Eine andere registrirende Materialprüfungsmaschine von Herm.
Mohr in Mannheim (*D. R. P. Kl. 42 Nr. 16 960 vom 5. Juni 1881) ähnelt im
Princip der oben besprochenen Maschine der Grafenstadener Fabrik in so fern, als der
Antrieb durch Rädervorgelege mit Schraubenspindel erfolgt und die Belastung durch
ein Laufgewicht gemessen wird. Der Schreibstift ist hier mit dem Laufgewicht in
Verbindung gebracht und verzeichnet das Diagramm auf einer dem Papiercylinder des
Indicators nachgebildeten Trommel, welche durch die Dehnung, Zusammendrückung oder
Durchbiegung des Probestückes in Drehung versetzt wird.

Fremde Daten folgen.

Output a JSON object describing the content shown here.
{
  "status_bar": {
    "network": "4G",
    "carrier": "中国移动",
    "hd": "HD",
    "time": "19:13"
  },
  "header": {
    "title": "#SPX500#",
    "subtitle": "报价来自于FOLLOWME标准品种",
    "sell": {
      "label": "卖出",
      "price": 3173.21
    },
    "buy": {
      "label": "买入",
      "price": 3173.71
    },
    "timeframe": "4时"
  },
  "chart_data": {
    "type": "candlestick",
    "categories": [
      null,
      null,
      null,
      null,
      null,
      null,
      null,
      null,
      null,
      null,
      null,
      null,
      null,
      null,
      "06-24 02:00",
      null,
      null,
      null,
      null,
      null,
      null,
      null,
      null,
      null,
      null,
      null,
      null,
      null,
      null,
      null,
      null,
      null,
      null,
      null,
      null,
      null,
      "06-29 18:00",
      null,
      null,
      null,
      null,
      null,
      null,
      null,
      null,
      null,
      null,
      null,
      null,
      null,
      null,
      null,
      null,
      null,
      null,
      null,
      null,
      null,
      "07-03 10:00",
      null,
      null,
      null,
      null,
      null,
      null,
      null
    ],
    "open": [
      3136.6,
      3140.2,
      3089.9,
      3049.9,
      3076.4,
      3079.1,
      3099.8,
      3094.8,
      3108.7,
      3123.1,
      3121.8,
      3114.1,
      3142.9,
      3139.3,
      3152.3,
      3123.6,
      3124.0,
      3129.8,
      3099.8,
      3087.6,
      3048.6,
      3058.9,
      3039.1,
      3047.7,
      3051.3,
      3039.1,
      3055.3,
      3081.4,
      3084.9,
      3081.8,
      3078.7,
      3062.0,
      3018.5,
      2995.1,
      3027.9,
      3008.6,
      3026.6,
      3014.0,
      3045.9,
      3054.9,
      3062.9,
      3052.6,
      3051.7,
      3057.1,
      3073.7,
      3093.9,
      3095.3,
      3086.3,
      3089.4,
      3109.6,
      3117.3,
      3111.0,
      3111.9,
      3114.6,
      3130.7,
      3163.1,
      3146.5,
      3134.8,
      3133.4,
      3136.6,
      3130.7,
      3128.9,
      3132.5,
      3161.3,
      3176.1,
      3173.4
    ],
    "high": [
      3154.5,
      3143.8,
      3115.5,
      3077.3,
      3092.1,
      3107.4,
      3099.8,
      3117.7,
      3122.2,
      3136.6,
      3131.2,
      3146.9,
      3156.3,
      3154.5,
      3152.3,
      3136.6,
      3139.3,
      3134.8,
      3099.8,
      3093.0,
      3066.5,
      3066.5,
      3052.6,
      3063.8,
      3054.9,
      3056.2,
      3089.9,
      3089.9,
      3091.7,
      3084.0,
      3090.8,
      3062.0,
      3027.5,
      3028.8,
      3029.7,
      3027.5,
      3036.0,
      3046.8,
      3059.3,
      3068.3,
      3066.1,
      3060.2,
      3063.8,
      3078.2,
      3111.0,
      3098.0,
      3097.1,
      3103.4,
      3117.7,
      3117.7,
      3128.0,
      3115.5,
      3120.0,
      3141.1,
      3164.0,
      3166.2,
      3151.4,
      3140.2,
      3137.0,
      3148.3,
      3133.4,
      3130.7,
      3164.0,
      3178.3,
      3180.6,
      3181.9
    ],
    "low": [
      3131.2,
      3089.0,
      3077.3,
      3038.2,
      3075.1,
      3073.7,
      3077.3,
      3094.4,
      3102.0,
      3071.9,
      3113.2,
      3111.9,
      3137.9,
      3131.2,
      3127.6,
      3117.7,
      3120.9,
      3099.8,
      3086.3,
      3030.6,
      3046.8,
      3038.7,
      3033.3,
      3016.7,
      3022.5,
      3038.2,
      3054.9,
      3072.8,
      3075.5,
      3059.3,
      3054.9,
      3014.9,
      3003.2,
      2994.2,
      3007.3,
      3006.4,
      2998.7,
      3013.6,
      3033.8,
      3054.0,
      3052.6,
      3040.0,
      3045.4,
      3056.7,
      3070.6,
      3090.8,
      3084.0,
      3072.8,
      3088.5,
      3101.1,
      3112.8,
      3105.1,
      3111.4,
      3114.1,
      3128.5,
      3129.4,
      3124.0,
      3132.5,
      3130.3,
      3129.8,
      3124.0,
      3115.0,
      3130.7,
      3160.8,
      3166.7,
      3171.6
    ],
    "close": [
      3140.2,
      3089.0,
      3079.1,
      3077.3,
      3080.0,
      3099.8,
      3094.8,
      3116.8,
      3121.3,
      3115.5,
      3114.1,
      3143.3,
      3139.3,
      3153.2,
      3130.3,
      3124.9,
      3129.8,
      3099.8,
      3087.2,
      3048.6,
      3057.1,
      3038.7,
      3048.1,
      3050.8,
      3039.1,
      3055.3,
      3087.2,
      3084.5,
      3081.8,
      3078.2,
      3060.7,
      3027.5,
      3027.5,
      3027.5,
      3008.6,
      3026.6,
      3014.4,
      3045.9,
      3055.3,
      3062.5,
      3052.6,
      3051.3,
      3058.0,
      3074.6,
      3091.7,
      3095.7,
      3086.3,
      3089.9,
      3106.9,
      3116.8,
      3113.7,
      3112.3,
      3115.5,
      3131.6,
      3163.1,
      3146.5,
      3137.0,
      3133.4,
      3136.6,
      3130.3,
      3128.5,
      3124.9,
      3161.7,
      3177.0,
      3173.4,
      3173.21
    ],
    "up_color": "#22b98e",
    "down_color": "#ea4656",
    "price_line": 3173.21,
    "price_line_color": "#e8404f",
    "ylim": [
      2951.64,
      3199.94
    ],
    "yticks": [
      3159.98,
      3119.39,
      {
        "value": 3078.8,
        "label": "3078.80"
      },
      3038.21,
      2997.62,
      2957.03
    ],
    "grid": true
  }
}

Wie schlieſslich aus einer in der Wochenschrift des
österreichischen Ingenieur- und Architektenvereins, 1882 S. 116 enthaltenen
Notiz hervorgeht, ist eine vom Ingenieur Stummer Ritter von
Traunfels in Wien construirte Zerreiſsmaschine mit Registrirvorrichtung
seit kurzer Zeit in der Locomotivwerkstätte der Oesterreichischen Nordbahn zu
Floridsdorf im Gebrauche; über die Einrichtung derselben und die mit ihr gewonnenen
Resultate sind jedoch nähere Mittheilungen nicht gemacht.

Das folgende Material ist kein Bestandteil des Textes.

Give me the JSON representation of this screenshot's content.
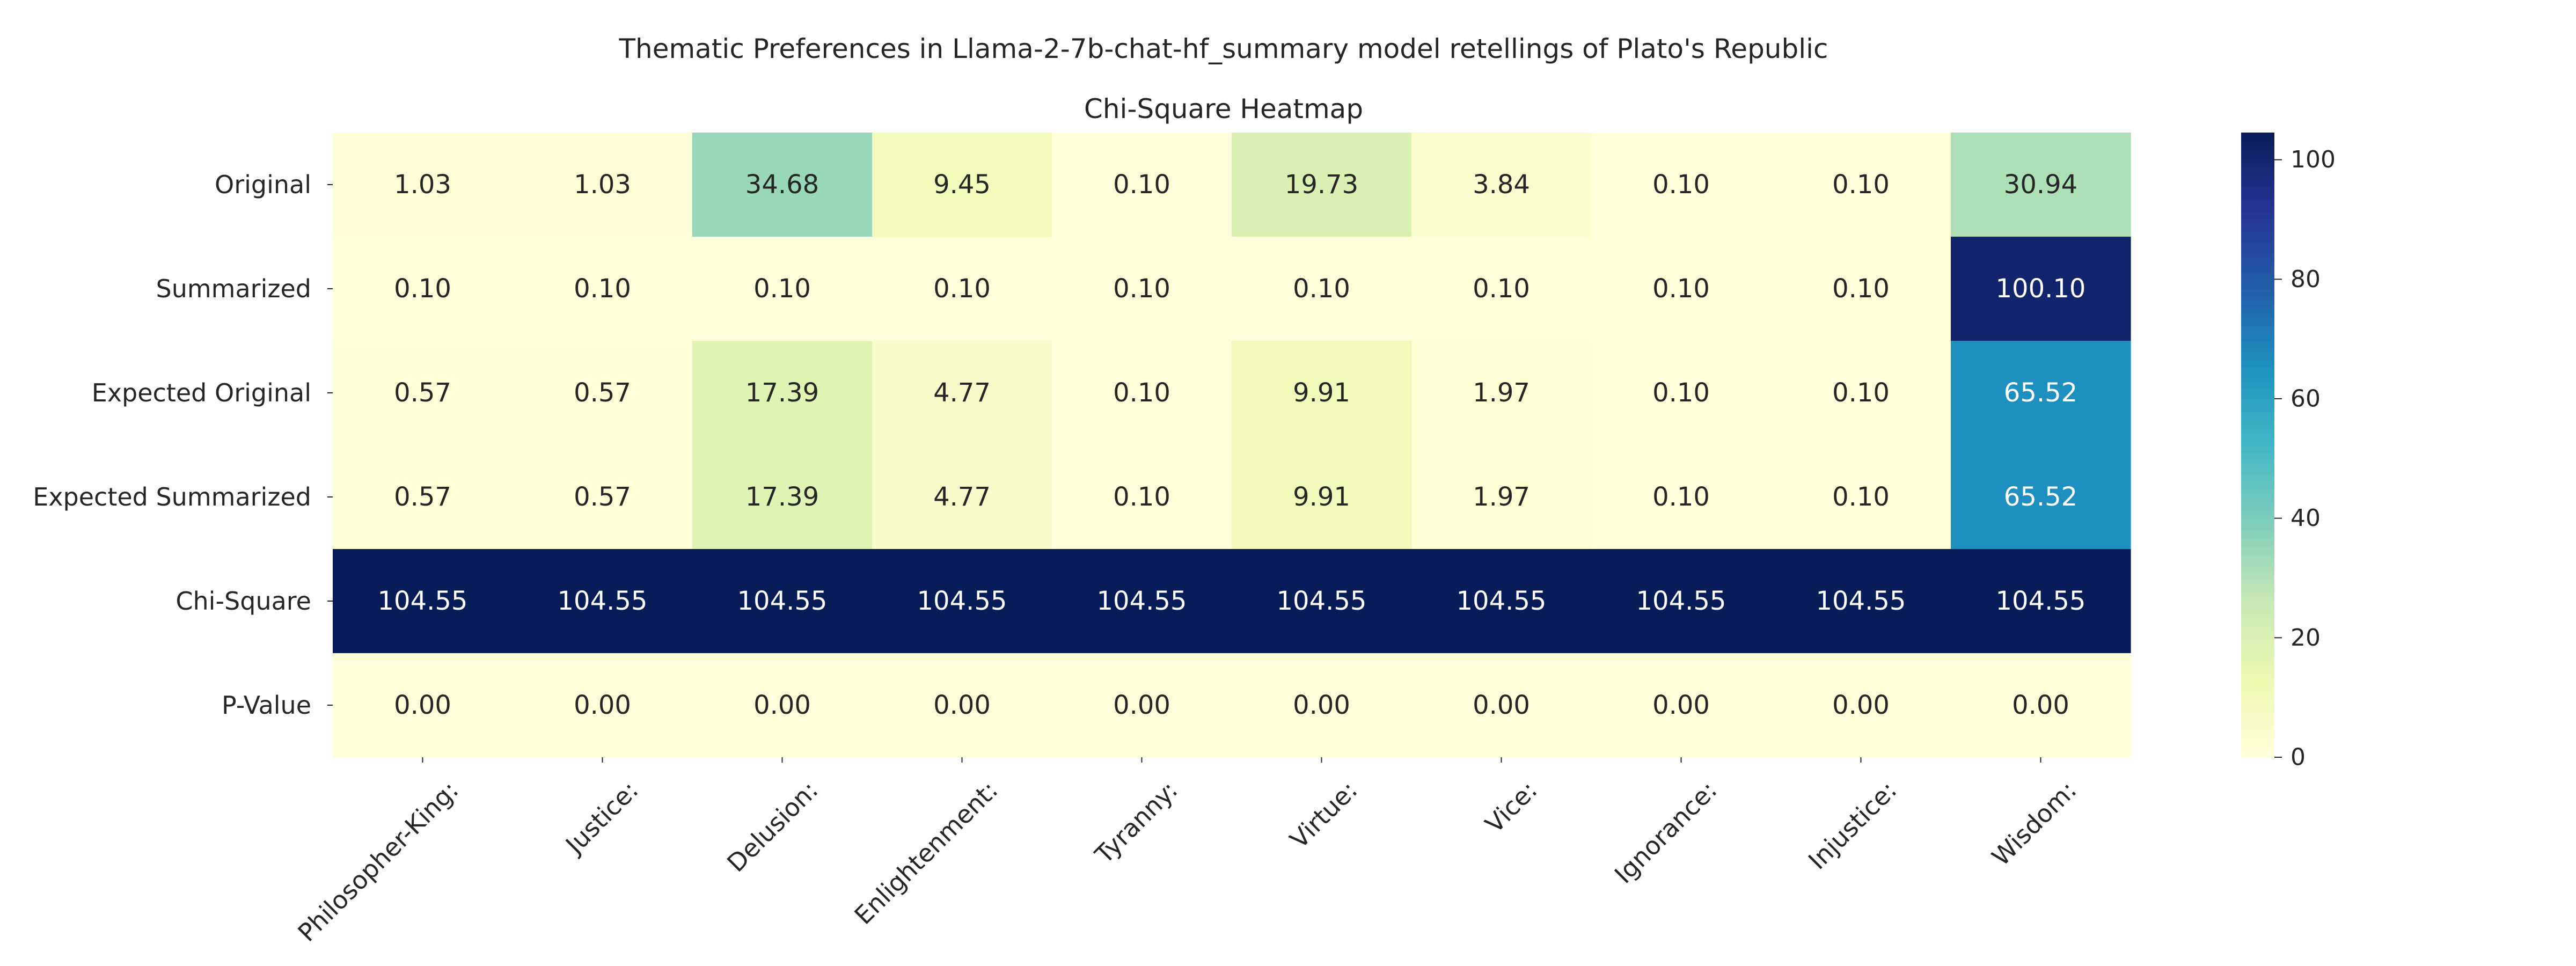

Die Verbindung eines Registrirapparates mit der Probirmaschine ist entschieden eine
Verbesserung von weittragendster Bedeutung, welche die Möglichkeit genauer
Untersuchungen von Materialien über ihr Verhalten bei Belastungen wesentlich fördert
und bei der ausgedehnten Verwendung, welche Registrirapparate für sonstige Zwecke
bereits fanden, und der geringen Schwierigkeit ihrer Anbringung an Probirmaschinen
ist nur zu verwundern, daſs man erst jetzt dazu übergeht, ihre Vortheile auch hier
nutzbar zu machen.
Fr.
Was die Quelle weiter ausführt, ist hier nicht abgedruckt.